I’m Still in Love with You

With the current restoration of rockabillys on the C&W airwaves, and with the likes of Bruce Springsteen invoking his name and influence, there seems little reason for Roy Orbison to continue languishing in semiobscurity. Yet, while Orbison’s new Mercury LP improves considerably over his dismal output at MGM, he still hasn’t quite recovered the form that saw him go through nine Top Ten hits between 1961 and 1964.
There are two key problems with the LP, one involving Orbison, the other, producer Jerry Kennedy (whom Mercury’s flacks have prematurely taken to calling “legendary”). Problem number one is Orbison’s voice: Once a prodigious instrument, it now sounds shopworn, wobbly, a shadow of its former self. As a consequence, Still in Love suffers from the occasional uncertainty of Roy’s pitch and the absence of his unnerving falsetto, which climaxed such epic singles as “Only the Lonely” and “Crying.”
Problem number two is the lackluster treatment accorded most of the new cuts. Kennedy, on tracks like “Hung Up on You,” takes a stab at duplicating the bolero buildup that producer Fred Foster used to such telling effect during Roy’s Monument days. But the music lacks punch, with Orbison’s voice dominating the mix rather than being swept along on a tidal wave of sound. The results fall far short of the thundering theatrics that distinguished hits like “Running Scared.”

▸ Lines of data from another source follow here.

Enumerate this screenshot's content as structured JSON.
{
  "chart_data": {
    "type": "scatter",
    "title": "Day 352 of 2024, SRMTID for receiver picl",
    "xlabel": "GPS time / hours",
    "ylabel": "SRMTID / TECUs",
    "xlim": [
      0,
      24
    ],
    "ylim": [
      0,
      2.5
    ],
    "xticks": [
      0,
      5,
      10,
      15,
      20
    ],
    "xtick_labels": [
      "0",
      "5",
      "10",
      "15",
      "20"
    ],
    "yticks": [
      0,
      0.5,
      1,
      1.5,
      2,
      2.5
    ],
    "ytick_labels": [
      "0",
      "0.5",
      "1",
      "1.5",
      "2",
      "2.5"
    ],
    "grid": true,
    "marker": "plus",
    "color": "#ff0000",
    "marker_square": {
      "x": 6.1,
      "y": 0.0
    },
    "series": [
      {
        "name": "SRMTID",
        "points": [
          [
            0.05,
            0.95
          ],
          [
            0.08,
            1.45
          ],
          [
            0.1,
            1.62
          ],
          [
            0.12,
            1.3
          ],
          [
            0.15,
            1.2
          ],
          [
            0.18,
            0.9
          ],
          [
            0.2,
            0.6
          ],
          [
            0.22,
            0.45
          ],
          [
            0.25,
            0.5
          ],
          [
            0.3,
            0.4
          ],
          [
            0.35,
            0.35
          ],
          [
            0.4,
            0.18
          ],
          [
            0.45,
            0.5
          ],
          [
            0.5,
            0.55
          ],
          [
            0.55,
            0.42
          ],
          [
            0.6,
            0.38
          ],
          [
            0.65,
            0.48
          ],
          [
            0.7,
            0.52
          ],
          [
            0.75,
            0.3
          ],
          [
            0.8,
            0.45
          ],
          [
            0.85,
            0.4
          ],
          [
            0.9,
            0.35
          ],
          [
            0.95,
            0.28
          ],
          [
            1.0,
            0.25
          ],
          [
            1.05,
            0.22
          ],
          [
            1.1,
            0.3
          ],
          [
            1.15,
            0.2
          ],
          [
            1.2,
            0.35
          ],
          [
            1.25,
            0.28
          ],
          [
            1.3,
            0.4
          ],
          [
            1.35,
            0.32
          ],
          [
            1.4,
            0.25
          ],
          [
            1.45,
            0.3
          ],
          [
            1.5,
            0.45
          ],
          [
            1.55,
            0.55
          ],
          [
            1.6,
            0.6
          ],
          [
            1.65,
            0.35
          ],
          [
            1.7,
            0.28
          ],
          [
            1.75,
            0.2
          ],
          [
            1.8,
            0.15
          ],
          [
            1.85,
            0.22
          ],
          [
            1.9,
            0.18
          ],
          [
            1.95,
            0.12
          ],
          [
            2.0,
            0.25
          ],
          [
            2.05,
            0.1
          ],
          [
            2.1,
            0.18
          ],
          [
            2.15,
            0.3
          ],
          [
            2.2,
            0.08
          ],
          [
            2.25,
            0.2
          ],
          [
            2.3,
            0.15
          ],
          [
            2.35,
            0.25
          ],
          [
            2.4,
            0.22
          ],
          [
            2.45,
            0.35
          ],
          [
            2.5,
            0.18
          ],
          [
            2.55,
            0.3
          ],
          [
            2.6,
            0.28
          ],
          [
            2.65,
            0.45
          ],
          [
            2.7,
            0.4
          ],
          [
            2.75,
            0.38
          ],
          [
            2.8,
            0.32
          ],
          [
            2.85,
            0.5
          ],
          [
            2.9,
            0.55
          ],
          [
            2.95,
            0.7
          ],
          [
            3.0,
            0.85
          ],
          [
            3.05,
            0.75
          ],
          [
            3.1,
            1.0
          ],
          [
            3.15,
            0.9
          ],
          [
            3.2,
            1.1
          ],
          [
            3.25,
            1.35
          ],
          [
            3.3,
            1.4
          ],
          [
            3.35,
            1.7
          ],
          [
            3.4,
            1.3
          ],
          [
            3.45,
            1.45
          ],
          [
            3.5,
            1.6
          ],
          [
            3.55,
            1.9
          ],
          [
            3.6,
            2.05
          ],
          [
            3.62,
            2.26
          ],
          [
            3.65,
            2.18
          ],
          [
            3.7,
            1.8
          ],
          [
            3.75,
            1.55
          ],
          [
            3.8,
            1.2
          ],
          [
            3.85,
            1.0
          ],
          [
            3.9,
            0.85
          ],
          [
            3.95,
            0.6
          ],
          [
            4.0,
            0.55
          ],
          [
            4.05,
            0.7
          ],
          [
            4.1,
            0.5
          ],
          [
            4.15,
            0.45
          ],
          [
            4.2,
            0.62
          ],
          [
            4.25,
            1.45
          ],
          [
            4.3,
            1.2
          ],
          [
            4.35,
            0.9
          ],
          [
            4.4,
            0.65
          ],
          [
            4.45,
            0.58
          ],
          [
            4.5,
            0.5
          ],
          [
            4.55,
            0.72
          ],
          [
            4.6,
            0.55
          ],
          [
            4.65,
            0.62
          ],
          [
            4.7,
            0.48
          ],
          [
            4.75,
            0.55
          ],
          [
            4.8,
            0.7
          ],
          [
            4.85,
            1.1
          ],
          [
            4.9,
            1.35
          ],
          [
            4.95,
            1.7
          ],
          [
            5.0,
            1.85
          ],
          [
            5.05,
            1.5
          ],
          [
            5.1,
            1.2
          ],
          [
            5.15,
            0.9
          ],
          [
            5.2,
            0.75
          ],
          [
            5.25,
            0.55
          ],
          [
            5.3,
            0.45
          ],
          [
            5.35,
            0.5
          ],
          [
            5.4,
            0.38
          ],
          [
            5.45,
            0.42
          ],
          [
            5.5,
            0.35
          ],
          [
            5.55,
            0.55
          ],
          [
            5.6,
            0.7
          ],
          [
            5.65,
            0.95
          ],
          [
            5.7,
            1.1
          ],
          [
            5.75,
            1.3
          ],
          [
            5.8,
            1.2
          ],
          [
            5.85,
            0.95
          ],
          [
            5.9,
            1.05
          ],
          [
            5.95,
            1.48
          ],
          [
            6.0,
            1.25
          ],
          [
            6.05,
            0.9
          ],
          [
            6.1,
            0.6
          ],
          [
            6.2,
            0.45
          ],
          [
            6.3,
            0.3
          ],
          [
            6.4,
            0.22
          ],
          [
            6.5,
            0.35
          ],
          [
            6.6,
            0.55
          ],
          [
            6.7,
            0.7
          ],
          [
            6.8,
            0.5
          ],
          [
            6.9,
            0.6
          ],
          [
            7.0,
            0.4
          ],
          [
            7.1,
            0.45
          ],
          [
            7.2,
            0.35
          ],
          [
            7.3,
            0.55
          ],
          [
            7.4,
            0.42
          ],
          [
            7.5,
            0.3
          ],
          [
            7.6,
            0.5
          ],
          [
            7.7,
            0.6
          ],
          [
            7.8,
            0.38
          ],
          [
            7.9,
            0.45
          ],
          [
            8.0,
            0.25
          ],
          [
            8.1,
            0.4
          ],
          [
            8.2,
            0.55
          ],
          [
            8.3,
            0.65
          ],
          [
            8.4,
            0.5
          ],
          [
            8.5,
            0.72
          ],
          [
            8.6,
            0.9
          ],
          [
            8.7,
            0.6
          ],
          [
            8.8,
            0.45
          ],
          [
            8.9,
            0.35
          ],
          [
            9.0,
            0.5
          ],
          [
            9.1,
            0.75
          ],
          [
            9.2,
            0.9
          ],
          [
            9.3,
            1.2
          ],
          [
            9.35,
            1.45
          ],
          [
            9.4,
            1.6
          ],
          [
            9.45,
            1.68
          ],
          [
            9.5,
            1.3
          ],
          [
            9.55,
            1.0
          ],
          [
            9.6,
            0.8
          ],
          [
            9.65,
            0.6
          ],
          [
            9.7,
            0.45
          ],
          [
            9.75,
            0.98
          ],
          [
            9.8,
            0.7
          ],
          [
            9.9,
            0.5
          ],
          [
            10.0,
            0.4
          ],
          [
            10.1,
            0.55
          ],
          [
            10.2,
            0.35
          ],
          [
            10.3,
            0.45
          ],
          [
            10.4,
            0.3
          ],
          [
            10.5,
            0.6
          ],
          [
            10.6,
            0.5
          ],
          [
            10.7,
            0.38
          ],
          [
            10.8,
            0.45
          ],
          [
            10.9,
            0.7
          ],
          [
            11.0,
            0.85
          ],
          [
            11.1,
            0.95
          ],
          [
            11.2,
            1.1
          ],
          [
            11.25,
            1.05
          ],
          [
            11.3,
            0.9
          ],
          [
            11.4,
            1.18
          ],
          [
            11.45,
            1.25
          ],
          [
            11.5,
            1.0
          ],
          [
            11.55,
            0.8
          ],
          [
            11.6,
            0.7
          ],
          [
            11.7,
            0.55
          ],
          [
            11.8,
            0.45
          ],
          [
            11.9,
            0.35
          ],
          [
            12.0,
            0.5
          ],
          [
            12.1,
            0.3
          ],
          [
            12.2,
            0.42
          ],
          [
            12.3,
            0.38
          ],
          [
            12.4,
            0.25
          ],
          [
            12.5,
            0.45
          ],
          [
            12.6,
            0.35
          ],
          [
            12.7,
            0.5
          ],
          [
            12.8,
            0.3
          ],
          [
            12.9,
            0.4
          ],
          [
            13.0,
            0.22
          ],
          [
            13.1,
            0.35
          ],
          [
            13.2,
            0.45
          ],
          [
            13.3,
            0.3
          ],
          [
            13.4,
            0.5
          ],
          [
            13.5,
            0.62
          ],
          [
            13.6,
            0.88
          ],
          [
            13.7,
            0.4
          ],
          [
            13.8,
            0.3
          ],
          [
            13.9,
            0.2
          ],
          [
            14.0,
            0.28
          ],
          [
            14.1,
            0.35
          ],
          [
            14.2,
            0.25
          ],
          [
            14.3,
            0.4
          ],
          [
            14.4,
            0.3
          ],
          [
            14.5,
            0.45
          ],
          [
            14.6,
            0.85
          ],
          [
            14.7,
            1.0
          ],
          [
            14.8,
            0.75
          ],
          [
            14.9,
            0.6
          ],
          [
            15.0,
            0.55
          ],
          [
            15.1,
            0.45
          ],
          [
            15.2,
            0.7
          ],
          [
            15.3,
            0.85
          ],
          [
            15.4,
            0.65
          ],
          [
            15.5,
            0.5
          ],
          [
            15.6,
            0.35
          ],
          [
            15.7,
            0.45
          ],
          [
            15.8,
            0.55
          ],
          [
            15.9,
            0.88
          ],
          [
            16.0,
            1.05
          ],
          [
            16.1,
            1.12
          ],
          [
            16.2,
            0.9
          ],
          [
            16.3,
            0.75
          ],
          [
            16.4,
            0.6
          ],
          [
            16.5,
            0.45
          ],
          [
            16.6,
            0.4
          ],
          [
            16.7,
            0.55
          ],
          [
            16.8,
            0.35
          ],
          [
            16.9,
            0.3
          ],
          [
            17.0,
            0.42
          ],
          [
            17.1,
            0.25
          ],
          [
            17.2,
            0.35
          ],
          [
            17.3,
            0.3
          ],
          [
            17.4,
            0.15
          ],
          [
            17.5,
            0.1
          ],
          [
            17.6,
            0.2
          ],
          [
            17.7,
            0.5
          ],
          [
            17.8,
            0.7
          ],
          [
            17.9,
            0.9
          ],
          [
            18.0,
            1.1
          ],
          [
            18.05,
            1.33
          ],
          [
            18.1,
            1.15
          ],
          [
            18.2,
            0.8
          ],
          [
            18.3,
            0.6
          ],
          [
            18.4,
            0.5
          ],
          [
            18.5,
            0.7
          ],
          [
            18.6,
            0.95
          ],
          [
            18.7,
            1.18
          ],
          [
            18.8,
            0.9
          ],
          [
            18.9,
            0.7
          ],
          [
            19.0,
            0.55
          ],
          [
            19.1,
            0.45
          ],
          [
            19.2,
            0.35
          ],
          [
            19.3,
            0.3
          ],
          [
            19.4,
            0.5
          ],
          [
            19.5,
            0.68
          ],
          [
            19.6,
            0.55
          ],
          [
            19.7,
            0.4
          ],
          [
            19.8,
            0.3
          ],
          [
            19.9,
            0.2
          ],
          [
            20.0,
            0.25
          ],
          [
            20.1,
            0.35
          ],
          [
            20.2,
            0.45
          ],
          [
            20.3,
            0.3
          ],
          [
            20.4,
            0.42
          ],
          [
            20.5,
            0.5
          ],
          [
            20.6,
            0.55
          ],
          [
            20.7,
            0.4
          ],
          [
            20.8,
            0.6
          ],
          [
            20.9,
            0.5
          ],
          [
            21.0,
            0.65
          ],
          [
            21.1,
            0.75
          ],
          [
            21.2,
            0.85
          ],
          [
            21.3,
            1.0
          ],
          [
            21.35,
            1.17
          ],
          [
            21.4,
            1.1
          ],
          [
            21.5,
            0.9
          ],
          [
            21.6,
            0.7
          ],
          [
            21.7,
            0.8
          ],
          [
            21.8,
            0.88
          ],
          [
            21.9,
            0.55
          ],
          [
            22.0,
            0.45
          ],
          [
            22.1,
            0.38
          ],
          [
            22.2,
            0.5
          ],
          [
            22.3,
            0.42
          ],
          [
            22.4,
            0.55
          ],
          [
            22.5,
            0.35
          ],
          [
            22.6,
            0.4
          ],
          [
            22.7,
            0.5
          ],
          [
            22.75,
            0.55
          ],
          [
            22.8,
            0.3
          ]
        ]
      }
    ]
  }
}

Finally, the album lacks any of the rock & roll that Roy once sang so well; there’s no attempt to re-create the Orbison style on “Oh, Pretty Woman.” Although some of Kennedy’s concepts seem inspired — the choice of “Pledging My Love” as the opening cut, for example — Orbison’s execution and Kennedy’s production consistently miss the mark. They’re close, though.